Uprisings can fall short, even robotic ones. Investors riding the artificial-intelligence wave should look at the insurance industry for a cautionary tale.
Shares in “insurtech” startups, which look to upend traditional insurance through the use of automation, data and AI, have enjoyed a small bounce lately thanks to the mania unleashed by OpenAI’s ChatGPT. But they remain far below their levels a few years ago, when many went public.
Is this a good opportunity for investors to jump ship, or rather the start of a rebound that will reward AI faith?
A takeover proposal for car-insurance startup Root illustrates the dilemma. The $280 million offer from Embedded Insurance, a company run by serial insurtech entrepreneur James Hall, is much better than Root’s $85 million valuation before the bid, but also orders of magnitude below the almost $7 billion at which the company listed in 2020. Root has so far remained silent.
Other startups that went public at about the same time as Root include Lemonade, Hippo, Oscar Health, Clover Health and Bright Health. They all trade at a fraction of what they were worth then.
In theory, few industries should be easier to shake up than insurance, which scores very low on customer satisfaction and is run by big, boring corporations set in their own ways. Data and statistics have been at its very core ever since British mathematician James Dodson created the Equitable Life Assurance Society in the 18th century.
As a result, venture capitalists love it: According to reinsurer Gallagher Re, they poured $49 billion into insurtech between 2014 and 2022. Funding fell back last year, but mostly because 2021 was wild.
Unlike moonshots that promise air taxis or space tourism, these startups have sensible pitches. Root, which is backed by online used-car retailer Carvana, saw that the riskiness of drivers tends to be assessed through broad-brush variables such as age and occupation, leaving a gap for using telematics to assess individualized behavior, including factors such as gentle turning or not answering texts while driving.
Similarly, Hippo employs “smart home” kits to constantly monitor risks of fire, water and other damages. Lemonade uses AI and techniques from behavioral economics to fast-track all types of insurance.
Yet the revolters have failed to storm the gates.
Root’s business has slowed lately, a red flag for investors looking for fast-growing companies with potential economies of scale. Even more concerning is that new technologies haven’t yet proven that they are better at pricing risks: Old-school insurers still have lower claims relative to premiums than insurtech firms, though the record of the latter group is improving.
The digital age has never shown much sign of threatening insurance giants.
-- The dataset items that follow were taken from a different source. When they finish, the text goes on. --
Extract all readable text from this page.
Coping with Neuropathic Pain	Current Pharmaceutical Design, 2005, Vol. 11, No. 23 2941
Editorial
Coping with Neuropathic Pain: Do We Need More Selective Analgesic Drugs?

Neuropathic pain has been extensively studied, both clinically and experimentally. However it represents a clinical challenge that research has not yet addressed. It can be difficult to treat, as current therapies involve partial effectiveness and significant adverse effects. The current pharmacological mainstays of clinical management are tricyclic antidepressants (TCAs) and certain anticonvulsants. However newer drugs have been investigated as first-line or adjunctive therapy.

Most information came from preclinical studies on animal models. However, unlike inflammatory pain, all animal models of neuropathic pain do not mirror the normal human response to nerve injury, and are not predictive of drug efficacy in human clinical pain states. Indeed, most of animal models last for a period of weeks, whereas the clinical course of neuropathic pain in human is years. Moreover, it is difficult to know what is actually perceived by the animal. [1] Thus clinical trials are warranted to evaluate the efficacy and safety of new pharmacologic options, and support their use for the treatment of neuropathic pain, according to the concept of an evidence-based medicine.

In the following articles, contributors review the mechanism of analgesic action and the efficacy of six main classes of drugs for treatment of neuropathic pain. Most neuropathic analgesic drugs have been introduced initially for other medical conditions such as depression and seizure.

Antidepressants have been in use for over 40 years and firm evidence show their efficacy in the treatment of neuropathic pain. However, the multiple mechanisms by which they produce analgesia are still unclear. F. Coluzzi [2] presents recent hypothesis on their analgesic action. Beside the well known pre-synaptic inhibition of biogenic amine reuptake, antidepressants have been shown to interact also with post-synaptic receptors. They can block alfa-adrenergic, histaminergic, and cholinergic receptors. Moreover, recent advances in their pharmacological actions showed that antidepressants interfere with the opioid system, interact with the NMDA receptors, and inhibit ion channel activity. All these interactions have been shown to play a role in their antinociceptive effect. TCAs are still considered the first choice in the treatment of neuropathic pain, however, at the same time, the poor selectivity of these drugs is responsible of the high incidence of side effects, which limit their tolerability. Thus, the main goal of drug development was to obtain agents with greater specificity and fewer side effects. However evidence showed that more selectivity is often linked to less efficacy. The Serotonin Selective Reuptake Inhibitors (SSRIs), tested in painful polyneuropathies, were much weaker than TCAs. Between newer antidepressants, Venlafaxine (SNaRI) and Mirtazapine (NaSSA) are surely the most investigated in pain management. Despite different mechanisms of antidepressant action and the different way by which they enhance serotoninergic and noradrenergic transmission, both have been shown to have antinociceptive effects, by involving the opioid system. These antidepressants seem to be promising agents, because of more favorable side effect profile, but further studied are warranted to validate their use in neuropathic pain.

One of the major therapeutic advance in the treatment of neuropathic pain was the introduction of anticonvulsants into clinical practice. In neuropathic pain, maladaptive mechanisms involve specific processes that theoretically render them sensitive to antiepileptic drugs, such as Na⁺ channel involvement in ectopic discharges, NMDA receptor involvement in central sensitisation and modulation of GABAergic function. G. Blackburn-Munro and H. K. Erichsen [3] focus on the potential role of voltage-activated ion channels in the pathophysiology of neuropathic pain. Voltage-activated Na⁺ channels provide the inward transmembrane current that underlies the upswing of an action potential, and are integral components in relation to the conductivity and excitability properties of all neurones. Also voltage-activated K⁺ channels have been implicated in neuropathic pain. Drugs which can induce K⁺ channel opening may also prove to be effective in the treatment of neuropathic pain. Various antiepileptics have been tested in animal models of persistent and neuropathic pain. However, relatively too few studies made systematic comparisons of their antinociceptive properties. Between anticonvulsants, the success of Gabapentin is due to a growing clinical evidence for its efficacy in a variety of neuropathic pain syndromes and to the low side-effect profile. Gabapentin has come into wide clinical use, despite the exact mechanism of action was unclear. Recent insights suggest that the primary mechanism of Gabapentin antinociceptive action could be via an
They haven’t seen their market share eroded or even had to adapt their businesses much. Price-comparison websites may have injected some extra competition, but people haven’t fundamentally changed how they buy insurance, even as they embraced online apps to hail rides, get food delivered or go on vacation. That suggests even the takeover value of insurtech stocks may be low.
As it turns out, incumbents had good reasons to be conservative. “20 years ago we thought distribution costs would be lower using the internet, but this is absolutely not the case: Paying Google is more expensive than paying an agent,” said Frédéric de Courtois, group deputy chief executive of French insurer Axa.
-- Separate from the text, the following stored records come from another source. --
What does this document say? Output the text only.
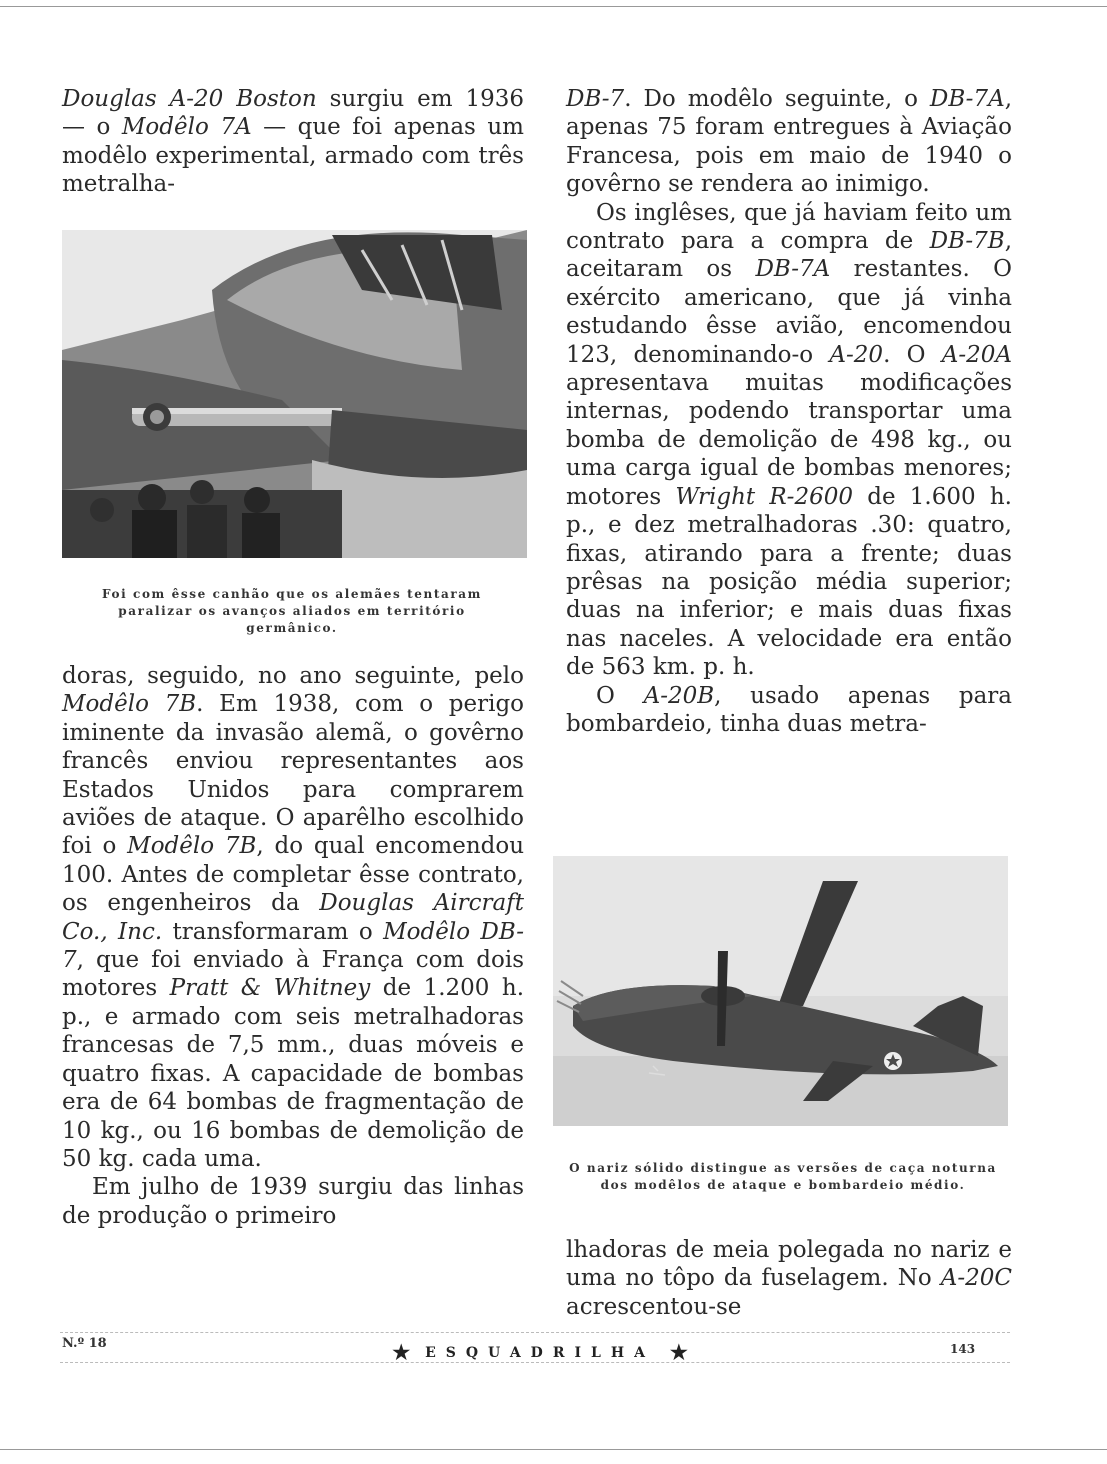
Douglas A-20 Boston surgiu em 1936 — o Modêlo 7A — que foi apenas um modêlo experimental, armado com três metralha-

Foi com êsse canhão que os alemães tentaram paralizar os avanços aliados em território germânico.

doras, seguido, no ano seguinte, pelo Modêlo 7B. Em 1938, com o perigo iminente da invasão alemã, o govêrno francês enviou representantes aos Estados Unidos para comprarem aviões de ataque. O aparêlho escolhido foi o Modêlo 7B, do qual encomendou 100. Antes de completar êsse contrato, os engenheiros da Douglas Aircraft Co., Inc. transformaram o Modêlo DB-7, que foi enviado à França com dois motores Pratt & Whitney de 1.200 h. p., e armado com seis metralhadoras francesas de 7,5 mm., duas móveis e quatro fixas. A capacidade de bombas era de 64 bombas de fragmentação de 10 kg., ou 16 bombas de demolição de 50 kg. cada uma.

Em julho de 1939 surgiu das linhas de produção o primeiro

DB-7. Do modêlo seguinte, o DB-7A, apenas 75 foram entregues à Aviação Francesa, pois em maio de 1940 o govêrno se rendera ao inimigo.

Os inglêses, que já haviam feito um contrato para a compra de DB-7B, aceitaram os DB-7A restantes. O exército americano, que já vinha estudando êsse avião, encomendou 123, denominando-o A-20. O A-20A apresentava muitas modificações internas, podendo transportar uma bomba de demolição de 498 kg., ou uma carga igual de bombas menores; motores Wright R-2600 de 1.600 h. p., e dez metralhadoras .30: quatro, fixas, atirando para a frente; duas prêsas na posição média superior; duas na inferior; e mais duas fixas nas naceles. A velocidade era então de 563 km. p. h.

O A-20B, usado apenas para bombardeio, tinha duas metra-

O nariz sólido distingue as versões de caça noturna dos modêlos de ataque e bombardeio médio.

lhadoras de meia polegada no nariz e uma no tôpo da fuselagem. No A-20C acrescentou-se

N.º 18	★ ESQUADRILHA ★	143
New AI players face an additional problem: Growing aggressively means attracting riskier clients, and so they struggle to achieve scale. Without enough data, they can’t gain the edge required to compete in a very price-sensitive market.
These lessons have broader applications. As happened with personal computers and then the internet, AI could greatly benefit its suppliers—software and chip behemoths, whose stocks have gained the most in the recent rally. It could also open up some new markets and, yes, upend how established players perform specific tasks. For insurers, it is opening new avenues for identifying fraud, for example.
Investors who see revolution everywhere, however, could end up putting their own portfolios in the dock.